Oh boy, this is sounding quite familiar... Josie's a TWH as well and
there's a noticeable difference in her overstride, or lack thereof (as
TWH owners watch religiously) when she's under the influence of
improper diet. I see her dumping her weight on the front end more
when she's sore than shifting to the back end. Soon as her diet's
right, she'll use her hind end for breaking action (downward canter
transitions). When she's sore, she throws her weight onto her front
end during downward transitions.
Because Josie gets so muscle sore/intense spasms, I've assumed she's
not foot sore. I check her crest & hooves daily for warmth but so
far, they're always a normal temp, pulses normal. Crest changes often
tho but her minerals aren't balanced yet. I hope that I haven't ever
misread those signs.

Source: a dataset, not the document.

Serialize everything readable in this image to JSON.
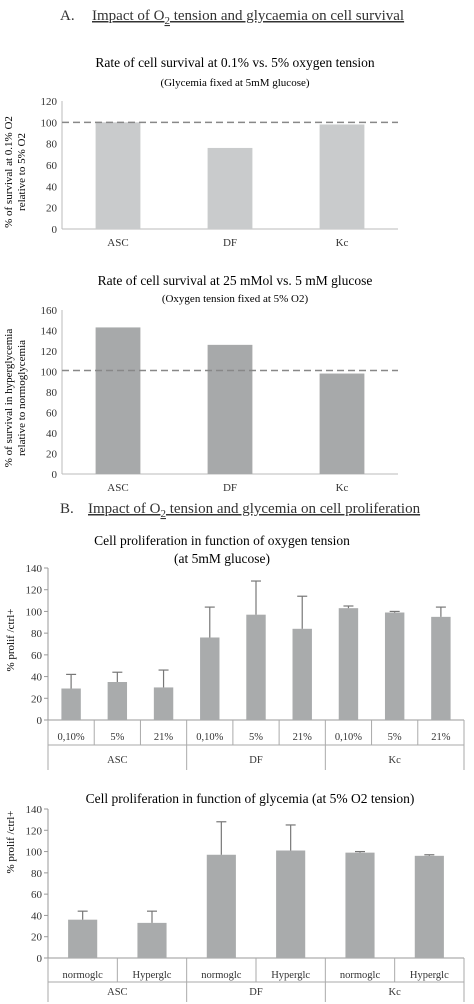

Her shoulders & neck get so tight that she
couldn't do anything more than drag her toes along anyhow. Soon as
her diet's right, she's got plenty of animation,overstride + great
head shake. Getting her sugar & starch in an acceptable range goes a
lot farther than massage. She's gotten so sore that she grinds her
teeth & moves away when I reach out to touch her neck. I do massage
her often to try to iron out the last of the muscle spasms but she's
not ready for deep tissue massage yet.

Anyway, work the diet, follow Abby's ideas then look into having
either a chiropractor look at him or at least have some "good" massage
work done.

Chiropractic adjustments help a lot. Josie's neck & croup get out of
alignment from the muscle spasms, which have literally tipped her
atlas to one side. The chiro was very surprised it wasn't from
pulling back when tied (she's never done that).

He probably also needs some joint help. HA, injections, or whatever
is safe.

I've had good results with HA as well. Again, the best results with
the low S/S diet.

Julie & Josie


mchambers333@...
 

carol,
where do you live ? I live in southern chester county, PA and I
had a TWH and all the vets i used did not know how the walker's locomotion
worked. ( i live in TB, quarter horse country) I had 6 vets look at him. He
ended up having lyme's disease and EPM.
Just wanted to throw that at you because his hind end issues could be
something totally different. My TWH foundered also and they blamed it on that.

Michelle



************************************** See what's new at http://www.aol.com


Saucier Kathy
 

Julie, you are right to question the feet and look at diet whenever something changes in your horse's movement, like the weight shift.
Just an example, with Magic we never had warmth in the hooves or pulses except when he had the one really severe case. And that time his laying down and pain in his eyes were plenty to tell us. So if you want to catch them early and reverse it before it gets bad, the best thing is to KNOW YOUR HORSE. If you know how they should move, act or look when normal then keep in tune with them, the best thing for them is to act as soon as anything is slightly off. When they are IR or Cushing's it is better to be over cautious than assume otherwise. And don't let anyone tell me it is nothing or say oh he is just having an off day.

On looking back over the past we have seen patterns in his movement. Heavy-on-the-forehand was always part of it. It is known that if they hurt in the front feet, they put more weight onto their backends. I guess the strain on the back end after shifting so much gets more sore than the feet when it is a mild case. Then they are avoiding the pains and strains in the back end and get heavy on the front.
So we think there is something else going on instead of sore front feet.

Experts have any input on this? Does that scenario sound right about why they may ride heavy on the forehand in mild foot soreness situations?

When gait changes, I now think feet first and look at the diet.